The value of a altcoin can increase or decrease

Examples of Congzhai and Stable Coins

Here are examples of altcoins and stable coins that individuals can buy.

 

Altcoin:

There are thousands of altcoins on the market; some popular altcoins are: Cardano (ADA), Dogecoin (Doge), Litecoin (LTC), Monero (XMR), and Solana (Sol).

Some types of altcoins include mining -based altcoins, securities coins, practical coins and stable coins.

• Mining -based altcoins: Users can earn altcoin through computer -based processes. Bitcoin also uses a mining system to cast new coins and keep network operation. The altcoin based on mining is Ethereum and Litecoin.

• Securities tokens: These altcoins are similar to buying company shares. They are issued by the enterprise and published to the buyer through the first token issuance (ICO). Buyers with securities tokens can get dividends or partial ownership of the issuing company. Examples of securities tokens include Siafunds, BlockChaincapital and ScienceBlockchain.

• Practical tokens: These tokens serve the use cases of specific ecosystems, such as video games or e -commerce stores. They enable the owner to take some actions in the network, such as buying digital products in the video game world. This tokens are specially used for ecosystems and can be traded in a broader crypto market; but it is only really useful in the ecosystem. Examples of some practical tokens are basically concerned to tokens and currencies.

 

Stablecoin:

Some popular stablecoins are: BinanceUSD (BUSD), DAI (DAI), Digixgold (DGX), PAXOSSTANDARD (PAX) and Trueusd (TUSD).

 

 

Potential advantages and disadvantages of altcoins

Congzhai coins may be a good way to get rid of Bitcoin's diversity, and their functions are very attractive to investors. It is impossible to know which altcoin will eventually survive and use it on a large scale, so there are some risks in the altcoin, but there are several altcoins widely used.

 

Potential advantages of altcoin

growing space

Stay away from the diversity of Bitcoin

Can provide unique features

Can have a lower cost

Fast trading speed

Provide more anonymity

Low energy utilization rate

 

The potential disadvantages of the altcoin

It may be unstable

Restricted use

Can't guarantee that they will survive

It is difficult to compete with Bitcoin for market share

Low liquidity

The second choice of many investors

 

Potential advantages and disadvantages of stablecoin

Stable currencies make cryptocurrencies on exchanges. Traders do not directly purchase bit currencies (or other cryptocurrencies) with legal currencies, but often convert legal currencies into stable currencies -and then exchange another cryptocurrencies with stable currencies. During market fluctuations, some investors may choose to deposit funds into stable currencies.
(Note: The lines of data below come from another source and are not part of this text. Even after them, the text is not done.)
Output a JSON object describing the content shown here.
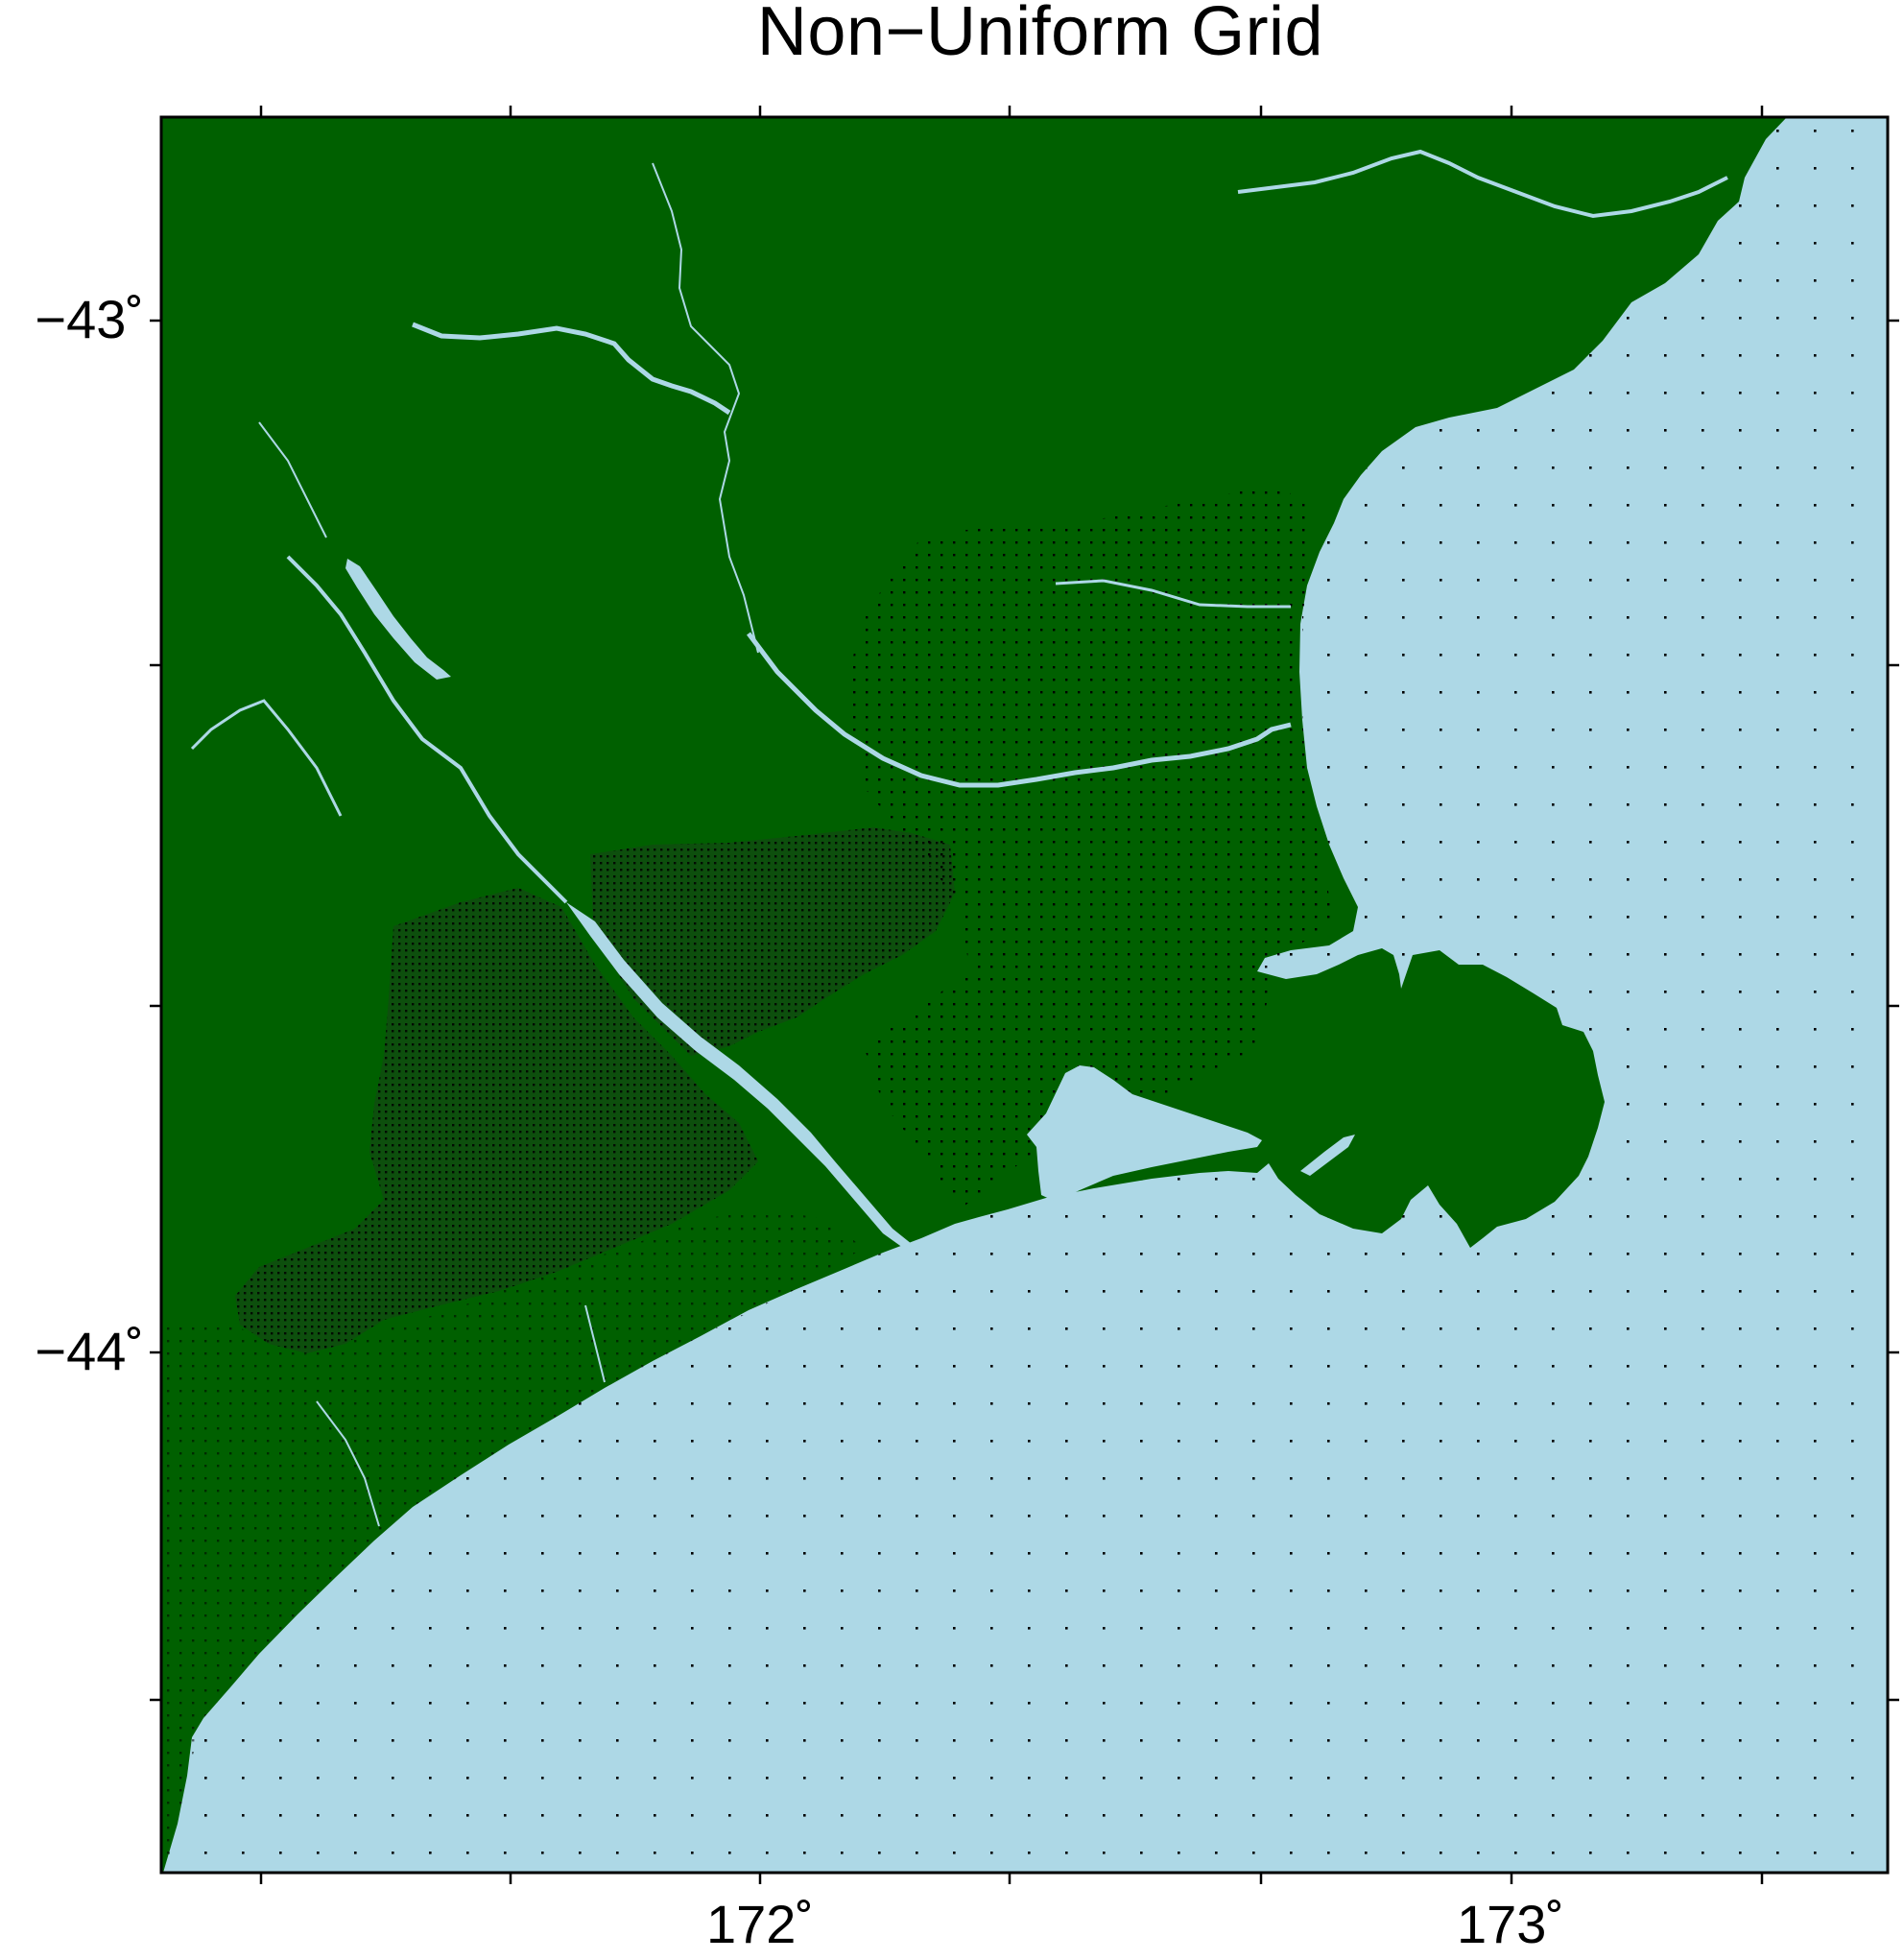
{
  "title": "Non−Uniform Grid",
  "axes": {
    "latitude_labels": [
      "−43˚",
      "−44˚"
    ],
    "longitude_labels": [
      "172˚",
      "173˚"
    ]
  },
  "colors": {
    "land": "#006000",
    "water": "#add8e6",
    "dense_land": "#0c480c",
    "grid_points": "#000000",
    "frame": "#000000"
  }
}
However, stablecoin does not provide the same potential price increase as fake currencies.

Potential advantages of stablecoin

Fast processing time

lower costs

transparency

Borderless transaction

Programming changes are easy

Store more secure assets in the turbulent market

Many people get security support for external assets

Convenient trading on the exchange

 

Potential shortcomings of stablecoin

Need a third party

Need external audit

Investment return is low

Lock the value of external assets

 

The above content is the introduction of altcoins and stable coins, and what kind of relationships and differences. Stable coins are altcoins, but not all altcoins are stable coins. Altcoin is a way to get a new opportunity for the cryptocurrency market. This is because the return on altcoin investment is sometimes very large, but the risk of the altcoin of altcoin is relatively large. Therefore, investment needs to be cautious.